Un ejemplo casi elemental de reingeniería del proceso que se puede anticipar casi en todas las empresas, se presenta en el proceso de pagos. El riesgo es que la empresa termine pagando más a sus proveedores porque ellos tienen que pagar coimas al tesorero para que le saque los pagos sin tanta demora. La vulnerabilidad se presenta al concentrar en el tesorero la decisión de seleccionar los pagos a realizar de acuerdo con los fondos disponibles.

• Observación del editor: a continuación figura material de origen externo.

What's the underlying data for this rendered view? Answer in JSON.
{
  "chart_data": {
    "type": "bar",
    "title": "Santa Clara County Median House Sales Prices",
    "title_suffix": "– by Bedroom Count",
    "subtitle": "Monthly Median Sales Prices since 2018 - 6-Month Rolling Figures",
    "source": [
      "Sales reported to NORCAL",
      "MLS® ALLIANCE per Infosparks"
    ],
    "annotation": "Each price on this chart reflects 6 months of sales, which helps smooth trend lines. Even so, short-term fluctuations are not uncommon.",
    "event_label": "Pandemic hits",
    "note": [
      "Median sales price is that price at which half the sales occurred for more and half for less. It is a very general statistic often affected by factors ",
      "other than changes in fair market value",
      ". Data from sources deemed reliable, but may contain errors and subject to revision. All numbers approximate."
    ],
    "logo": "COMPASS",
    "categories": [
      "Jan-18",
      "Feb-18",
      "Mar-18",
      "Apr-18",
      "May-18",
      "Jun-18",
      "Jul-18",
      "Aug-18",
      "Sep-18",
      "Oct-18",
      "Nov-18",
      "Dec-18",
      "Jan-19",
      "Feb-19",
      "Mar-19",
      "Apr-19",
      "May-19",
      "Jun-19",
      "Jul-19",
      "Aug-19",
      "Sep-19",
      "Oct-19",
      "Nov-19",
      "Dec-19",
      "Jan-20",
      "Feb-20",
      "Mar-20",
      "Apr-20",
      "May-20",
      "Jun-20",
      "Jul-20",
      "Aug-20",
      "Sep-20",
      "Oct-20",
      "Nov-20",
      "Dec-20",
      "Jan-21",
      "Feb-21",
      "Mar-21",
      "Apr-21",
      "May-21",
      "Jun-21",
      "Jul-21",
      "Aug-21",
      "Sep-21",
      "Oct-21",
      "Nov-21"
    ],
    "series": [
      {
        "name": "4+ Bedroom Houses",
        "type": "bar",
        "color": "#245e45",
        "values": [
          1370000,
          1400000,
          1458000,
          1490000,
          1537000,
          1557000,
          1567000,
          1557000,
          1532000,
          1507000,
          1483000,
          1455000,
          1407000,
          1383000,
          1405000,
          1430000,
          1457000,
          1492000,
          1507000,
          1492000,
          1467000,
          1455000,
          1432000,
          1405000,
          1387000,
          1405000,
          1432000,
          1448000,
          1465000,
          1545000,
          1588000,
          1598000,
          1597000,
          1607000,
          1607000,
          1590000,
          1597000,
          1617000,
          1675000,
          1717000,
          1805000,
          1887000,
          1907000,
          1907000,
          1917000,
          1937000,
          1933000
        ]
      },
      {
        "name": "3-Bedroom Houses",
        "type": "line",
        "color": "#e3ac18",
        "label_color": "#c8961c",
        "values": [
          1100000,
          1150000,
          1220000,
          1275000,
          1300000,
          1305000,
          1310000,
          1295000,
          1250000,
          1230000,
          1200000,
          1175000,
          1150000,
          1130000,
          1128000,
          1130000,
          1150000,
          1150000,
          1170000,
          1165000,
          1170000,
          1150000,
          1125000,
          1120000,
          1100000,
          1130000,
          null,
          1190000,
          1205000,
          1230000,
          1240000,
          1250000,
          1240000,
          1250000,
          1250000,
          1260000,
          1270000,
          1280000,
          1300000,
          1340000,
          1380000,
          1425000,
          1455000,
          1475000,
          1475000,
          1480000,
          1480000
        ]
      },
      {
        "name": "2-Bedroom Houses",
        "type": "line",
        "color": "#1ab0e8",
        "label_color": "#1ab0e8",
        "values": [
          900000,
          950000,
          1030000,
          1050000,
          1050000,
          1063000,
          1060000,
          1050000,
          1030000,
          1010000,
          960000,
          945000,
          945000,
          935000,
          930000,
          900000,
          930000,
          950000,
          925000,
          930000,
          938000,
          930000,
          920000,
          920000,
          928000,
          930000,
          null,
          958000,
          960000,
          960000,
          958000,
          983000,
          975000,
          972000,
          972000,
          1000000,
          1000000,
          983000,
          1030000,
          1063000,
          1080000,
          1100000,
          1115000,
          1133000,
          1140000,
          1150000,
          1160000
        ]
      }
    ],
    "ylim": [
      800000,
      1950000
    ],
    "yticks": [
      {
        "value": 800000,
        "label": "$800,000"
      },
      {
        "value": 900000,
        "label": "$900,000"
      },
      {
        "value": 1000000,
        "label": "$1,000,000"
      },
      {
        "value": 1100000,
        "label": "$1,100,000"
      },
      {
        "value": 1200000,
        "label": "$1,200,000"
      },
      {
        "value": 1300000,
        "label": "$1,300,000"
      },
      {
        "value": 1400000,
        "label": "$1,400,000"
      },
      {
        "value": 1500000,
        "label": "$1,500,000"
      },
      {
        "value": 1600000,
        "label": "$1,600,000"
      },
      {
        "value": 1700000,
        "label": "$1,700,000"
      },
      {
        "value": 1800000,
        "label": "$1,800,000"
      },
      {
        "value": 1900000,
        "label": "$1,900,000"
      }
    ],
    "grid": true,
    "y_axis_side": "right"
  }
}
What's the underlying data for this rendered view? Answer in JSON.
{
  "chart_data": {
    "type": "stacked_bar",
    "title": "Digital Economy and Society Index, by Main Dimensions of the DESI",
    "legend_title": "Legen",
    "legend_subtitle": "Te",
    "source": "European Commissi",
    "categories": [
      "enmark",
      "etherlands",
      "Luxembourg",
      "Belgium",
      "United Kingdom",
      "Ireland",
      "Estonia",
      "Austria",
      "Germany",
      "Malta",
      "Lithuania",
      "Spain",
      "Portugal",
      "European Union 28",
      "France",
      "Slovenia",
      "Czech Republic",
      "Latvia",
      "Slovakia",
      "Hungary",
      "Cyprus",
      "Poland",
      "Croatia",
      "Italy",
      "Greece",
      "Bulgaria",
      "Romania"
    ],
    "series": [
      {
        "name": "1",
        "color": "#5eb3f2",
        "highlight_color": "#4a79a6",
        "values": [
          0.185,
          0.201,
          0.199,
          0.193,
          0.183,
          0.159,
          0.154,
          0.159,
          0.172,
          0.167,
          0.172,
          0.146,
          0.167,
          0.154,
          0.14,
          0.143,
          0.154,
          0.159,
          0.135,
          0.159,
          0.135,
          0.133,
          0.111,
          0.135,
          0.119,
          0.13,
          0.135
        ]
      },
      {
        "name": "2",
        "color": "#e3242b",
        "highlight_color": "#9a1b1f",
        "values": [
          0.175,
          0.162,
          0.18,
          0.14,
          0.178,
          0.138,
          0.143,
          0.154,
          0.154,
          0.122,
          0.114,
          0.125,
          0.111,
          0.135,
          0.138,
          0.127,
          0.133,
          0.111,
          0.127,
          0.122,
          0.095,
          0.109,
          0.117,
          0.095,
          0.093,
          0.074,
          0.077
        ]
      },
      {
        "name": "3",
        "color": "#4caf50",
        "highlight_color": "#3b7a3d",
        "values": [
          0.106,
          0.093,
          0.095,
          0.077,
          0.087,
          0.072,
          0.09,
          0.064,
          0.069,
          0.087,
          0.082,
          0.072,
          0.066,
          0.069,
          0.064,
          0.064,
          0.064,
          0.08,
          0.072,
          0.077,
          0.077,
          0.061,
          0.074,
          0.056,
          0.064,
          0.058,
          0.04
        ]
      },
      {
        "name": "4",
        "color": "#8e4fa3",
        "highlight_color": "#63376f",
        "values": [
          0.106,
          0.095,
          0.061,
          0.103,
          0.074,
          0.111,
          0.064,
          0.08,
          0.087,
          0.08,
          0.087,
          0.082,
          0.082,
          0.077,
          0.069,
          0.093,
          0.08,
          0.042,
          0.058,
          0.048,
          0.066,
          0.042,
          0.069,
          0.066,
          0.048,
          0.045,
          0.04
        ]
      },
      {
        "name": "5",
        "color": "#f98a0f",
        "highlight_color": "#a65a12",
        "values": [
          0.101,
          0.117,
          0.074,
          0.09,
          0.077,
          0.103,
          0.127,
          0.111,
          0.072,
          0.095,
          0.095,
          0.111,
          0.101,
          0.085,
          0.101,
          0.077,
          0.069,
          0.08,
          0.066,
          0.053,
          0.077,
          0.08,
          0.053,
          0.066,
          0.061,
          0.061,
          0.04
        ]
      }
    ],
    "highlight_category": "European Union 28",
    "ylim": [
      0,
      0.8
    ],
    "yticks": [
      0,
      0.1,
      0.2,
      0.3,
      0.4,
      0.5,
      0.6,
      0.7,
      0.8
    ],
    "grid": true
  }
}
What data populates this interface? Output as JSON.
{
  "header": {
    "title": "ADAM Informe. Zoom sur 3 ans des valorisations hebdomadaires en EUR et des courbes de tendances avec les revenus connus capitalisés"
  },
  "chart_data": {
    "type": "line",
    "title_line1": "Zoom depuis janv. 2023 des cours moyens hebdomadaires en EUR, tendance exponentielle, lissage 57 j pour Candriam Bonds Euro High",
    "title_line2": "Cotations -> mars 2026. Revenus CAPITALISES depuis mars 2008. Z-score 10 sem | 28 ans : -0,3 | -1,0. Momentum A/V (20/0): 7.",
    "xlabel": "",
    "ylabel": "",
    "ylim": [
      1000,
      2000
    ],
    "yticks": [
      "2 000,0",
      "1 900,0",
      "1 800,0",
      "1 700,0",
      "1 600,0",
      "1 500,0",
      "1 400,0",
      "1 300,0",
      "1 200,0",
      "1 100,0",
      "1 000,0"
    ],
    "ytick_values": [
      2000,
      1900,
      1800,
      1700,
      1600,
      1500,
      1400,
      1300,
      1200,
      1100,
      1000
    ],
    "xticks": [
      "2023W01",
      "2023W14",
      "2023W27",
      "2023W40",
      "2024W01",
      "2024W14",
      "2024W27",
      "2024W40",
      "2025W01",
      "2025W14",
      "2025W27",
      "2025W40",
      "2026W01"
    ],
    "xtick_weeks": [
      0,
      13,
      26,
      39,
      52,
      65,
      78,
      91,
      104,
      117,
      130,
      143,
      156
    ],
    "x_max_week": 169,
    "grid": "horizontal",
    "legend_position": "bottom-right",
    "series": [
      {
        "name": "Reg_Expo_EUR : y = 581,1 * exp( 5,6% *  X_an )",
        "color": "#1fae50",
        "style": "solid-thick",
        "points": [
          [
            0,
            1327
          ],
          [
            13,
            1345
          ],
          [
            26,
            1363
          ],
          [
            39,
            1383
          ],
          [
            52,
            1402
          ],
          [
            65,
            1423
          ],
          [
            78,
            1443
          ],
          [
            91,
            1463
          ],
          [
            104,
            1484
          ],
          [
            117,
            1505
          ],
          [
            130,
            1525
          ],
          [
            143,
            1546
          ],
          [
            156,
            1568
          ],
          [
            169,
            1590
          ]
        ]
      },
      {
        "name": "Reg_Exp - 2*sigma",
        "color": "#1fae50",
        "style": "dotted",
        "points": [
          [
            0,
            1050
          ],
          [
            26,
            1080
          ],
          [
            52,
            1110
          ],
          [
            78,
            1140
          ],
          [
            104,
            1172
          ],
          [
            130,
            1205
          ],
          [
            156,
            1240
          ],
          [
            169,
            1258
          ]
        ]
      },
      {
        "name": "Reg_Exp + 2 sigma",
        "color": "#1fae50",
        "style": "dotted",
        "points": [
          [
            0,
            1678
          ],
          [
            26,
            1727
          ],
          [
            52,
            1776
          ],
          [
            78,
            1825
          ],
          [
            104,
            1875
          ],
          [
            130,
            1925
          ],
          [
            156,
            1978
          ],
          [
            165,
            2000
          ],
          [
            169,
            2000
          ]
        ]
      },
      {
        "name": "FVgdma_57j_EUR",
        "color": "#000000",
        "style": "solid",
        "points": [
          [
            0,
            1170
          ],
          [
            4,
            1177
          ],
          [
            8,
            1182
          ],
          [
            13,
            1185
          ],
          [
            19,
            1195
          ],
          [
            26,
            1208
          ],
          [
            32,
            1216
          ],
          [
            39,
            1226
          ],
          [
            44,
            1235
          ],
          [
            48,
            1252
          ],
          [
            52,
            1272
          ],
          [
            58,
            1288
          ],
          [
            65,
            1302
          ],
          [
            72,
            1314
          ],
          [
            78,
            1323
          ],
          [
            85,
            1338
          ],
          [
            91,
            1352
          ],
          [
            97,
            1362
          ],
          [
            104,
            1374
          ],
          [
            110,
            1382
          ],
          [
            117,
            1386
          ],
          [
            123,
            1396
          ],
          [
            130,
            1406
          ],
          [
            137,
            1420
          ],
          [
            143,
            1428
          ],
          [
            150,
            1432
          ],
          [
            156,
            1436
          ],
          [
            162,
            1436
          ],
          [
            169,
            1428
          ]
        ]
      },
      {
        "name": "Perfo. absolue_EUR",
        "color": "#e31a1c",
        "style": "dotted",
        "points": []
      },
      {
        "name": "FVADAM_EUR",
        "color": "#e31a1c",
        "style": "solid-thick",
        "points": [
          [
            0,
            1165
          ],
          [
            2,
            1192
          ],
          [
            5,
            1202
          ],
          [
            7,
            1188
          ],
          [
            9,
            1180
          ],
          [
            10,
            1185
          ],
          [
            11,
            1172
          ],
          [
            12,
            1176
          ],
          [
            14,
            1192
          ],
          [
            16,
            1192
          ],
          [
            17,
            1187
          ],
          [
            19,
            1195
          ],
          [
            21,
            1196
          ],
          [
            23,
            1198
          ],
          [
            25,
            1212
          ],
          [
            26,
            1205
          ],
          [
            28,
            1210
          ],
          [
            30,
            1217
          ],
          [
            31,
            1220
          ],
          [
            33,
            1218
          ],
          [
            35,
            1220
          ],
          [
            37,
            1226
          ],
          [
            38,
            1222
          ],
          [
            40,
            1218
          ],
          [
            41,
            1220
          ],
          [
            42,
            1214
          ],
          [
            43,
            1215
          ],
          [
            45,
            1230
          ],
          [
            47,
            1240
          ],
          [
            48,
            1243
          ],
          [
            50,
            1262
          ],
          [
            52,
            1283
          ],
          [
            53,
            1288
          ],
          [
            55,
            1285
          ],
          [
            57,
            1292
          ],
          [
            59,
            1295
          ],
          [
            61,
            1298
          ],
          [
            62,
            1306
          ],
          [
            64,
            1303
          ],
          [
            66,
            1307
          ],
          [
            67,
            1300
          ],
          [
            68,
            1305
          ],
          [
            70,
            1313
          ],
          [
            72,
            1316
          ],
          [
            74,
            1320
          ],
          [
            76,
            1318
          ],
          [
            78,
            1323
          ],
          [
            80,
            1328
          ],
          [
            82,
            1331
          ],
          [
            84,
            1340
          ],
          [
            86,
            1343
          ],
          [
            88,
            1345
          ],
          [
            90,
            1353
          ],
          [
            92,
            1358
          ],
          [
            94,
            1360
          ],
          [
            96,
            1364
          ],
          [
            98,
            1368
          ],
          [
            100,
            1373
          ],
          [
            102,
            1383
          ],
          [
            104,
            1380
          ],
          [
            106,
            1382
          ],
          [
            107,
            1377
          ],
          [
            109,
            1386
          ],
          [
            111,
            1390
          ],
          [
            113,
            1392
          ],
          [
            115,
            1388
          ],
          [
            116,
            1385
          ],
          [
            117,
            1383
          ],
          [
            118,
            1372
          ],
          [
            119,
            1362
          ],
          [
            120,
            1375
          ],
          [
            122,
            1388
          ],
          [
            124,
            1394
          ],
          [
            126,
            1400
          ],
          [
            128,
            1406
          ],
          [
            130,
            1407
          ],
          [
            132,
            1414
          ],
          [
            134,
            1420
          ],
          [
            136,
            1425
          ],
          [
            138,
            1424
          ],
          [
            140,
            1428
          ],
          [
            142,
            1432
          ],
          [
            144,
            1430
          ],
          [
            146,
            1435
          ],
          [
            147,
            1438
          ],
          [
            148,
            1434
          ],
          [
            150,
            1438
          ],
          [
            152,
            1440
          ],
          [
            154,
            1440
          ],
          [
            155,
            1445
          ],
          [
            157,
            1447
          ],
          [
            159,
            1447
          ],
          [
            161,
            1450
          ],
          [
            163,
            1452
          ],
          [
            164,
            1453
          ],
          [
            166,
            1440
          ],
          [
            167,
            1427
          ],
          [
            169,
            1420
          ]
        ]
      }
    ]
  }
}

Una medida práctica usada es hacer un comité de pagos, para desconcentrar el poder, lo cual cuando menos es ineficiente usando tiempo valioso de otros directivos, y en muchos casos, cuando el tesorero quiere favorecer algún pago se da sus mañas para lograrlo; siempre estas estrategias que dependen del buen comportamiento de personas es «blando». El proceso puede requerir una reingeniería que empieza en el proceso de selección de proveedores, pasando por el proceso de logística y terminando en el proceso de pagos. En términos muy simples, se trata de revisar si desde la concepción del negocio con el proveedor se pueden establecer reglas automatizables para que el dinero de los pagos lleguen a su cuenta sin intervención humana desde el momento en que se reciben los bienes en el almacén de la empresa. Lo demás es tecnología informática que mapee exactamente lo que se ha diseñado en el proceso. Esta última es una frase sencilla y lógica, pero puede ser un gran problema, sobre todo cuando se han escogido paquetes informáticos cerrados tan comunes hoy en día.

En la frontera del método y de la tecnología disponible, los PROCESOS BLINDADOS son perfectamente posibles ya. El cálculo del retorno sobre la inversión depende de qué tan bien estén cuantificadas las fugas de dinero y de competitividad (..!!) por motivo de la corrupción de algunos empleados. Pero no hay duda que la erradicación de toda forma de corrupción será muy rentable para la empresa, tanto por la recuperación tangible de fondos que se estaban escapando por esta vía, como por la eliminación del enorme impacto negativo, generalmente intangible, sobre la competitividad.